Corynebacterium glucuronolyticum is a species of Gram-positive bacteria in the genus Corynebacterium. It is facultatively anaerobic, rod-shaped, and typically non-motile. This species has been associated with genitourinary tract infections, particularly in men, and is considered an opportunistic pathogen. Though often underrecognized in clinical settings due to its slow growth and resemblance to commensal species, it is increasingly identified in both human and veterinary microbiology.

== Taxonomy ==
Corynebacterium glucuronolyticum was first described in 1995 following its isolation from male patients with genitourinary infections. A closely related taxon, Corynebacterium seminale, was described shortly after but later shown to be a heterotypic synonym, with C. glucuronolyticum having nomenclatural priority.

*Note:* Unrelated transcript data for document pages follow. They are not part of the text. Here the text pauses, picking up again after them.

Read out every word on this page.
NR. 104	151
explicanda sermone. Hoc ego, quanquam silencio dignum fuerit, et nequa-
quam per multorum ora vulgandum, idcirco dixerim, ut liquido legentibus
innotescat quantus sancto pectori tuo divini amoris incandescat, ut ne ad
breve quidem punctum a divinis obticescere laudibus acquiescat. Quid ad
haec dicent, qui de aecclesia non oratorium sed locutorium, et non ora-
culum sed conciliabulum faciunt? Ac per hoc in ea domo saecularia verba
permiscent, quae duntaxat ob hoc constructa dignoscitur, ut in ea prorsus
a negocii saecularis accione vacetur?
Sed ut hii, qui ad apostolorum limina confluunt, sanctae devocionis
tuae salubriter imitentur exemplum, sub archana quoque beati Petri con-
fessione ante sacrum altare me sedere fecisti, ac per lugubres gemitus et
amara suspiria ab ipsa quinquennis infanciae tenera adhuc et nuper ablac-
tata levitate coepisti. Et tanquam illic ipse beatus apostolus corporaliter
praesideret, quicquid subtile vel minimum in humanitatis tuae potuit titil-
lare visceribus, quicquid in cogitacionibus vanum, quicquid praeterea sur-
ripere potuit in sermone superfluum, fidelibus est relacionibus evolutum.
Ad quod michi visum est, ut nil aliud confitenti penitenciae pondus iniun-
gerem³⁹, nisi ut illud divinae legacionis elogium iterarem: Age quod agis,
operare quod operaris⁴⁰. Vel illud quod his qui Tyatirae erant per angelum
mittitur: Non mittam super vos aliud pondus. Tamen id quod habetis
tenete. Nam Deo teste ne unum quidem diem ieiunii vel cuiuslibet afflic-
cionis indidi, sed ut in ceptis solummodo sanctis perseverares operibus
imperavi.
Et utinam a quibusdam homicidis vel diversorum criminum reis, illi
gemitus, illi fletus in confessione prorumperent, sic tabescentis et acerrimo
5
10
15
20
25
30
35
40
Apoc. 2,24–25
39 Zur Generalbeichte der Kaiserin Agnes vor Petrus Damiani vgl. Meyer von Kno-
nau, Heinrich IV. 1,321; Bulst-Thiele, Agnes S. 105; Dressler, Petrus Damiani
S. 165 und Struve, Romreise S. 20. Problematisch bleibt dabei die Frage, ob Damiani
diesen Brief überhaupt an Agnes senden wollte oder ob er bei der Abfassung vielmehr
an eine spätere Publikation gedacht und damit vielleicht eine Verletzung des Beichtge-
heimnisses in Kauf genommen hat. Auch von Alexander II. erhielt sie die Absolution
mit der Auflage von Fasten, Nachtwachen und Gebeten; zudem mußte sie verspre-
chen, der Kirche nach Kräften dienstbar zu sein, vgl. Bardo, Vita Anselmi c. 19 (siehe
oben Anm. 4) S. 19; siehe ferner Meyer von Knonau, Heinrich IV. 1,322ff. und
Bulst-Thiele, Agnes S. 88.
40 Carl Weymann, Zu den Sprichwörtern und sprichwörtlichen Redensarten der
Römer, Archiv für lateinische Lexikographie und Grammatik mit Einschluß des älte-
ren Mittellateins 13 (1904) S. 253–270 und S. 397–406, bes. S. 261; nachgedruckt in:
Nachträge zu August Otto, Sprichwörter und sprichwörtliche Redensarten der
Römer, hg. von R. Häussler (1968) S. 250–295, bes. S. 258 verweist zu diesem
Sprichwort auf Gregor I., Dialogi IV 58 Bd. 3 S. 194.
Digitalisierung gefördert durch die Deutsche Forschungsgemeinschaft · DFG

== Morphology and physiology ==
C. glucuronolyticum consists of short, pleomorphic rods measuring approximately 1–3 μm. It stains Gram-positive and is non-spore-forming. Colonies grown on blood agar are typically white to yellowish, convex, and non-hemolytic, reaching 1–1.5 mm in diameter after 24–48 hours at 37 °C. Growth is enhanced in 5% CO_{2}, while it is poor or absent at 25 °C and 42 °C.

== Ecology ==
The species has been isolated from the urogenital tract of men, including semen, urine, and prostatic secretions. It has also been recovered from the urogenital tracts of pigs, including boar semen and vaginal swabs from sows, suggesting that it may form part of the normal microbiota in multiple mammalian hosts.

== Clinical relevance ==
C. glucuronolyticum has been associated with chronic prostatitis and non-gonococcal urethritis in men. Due to its slow growth rate and specific culture requirements, the organism may be underdiagnosed. Nevertheless, confirmed cases of symptomatic genitourinary tract infection have been documented.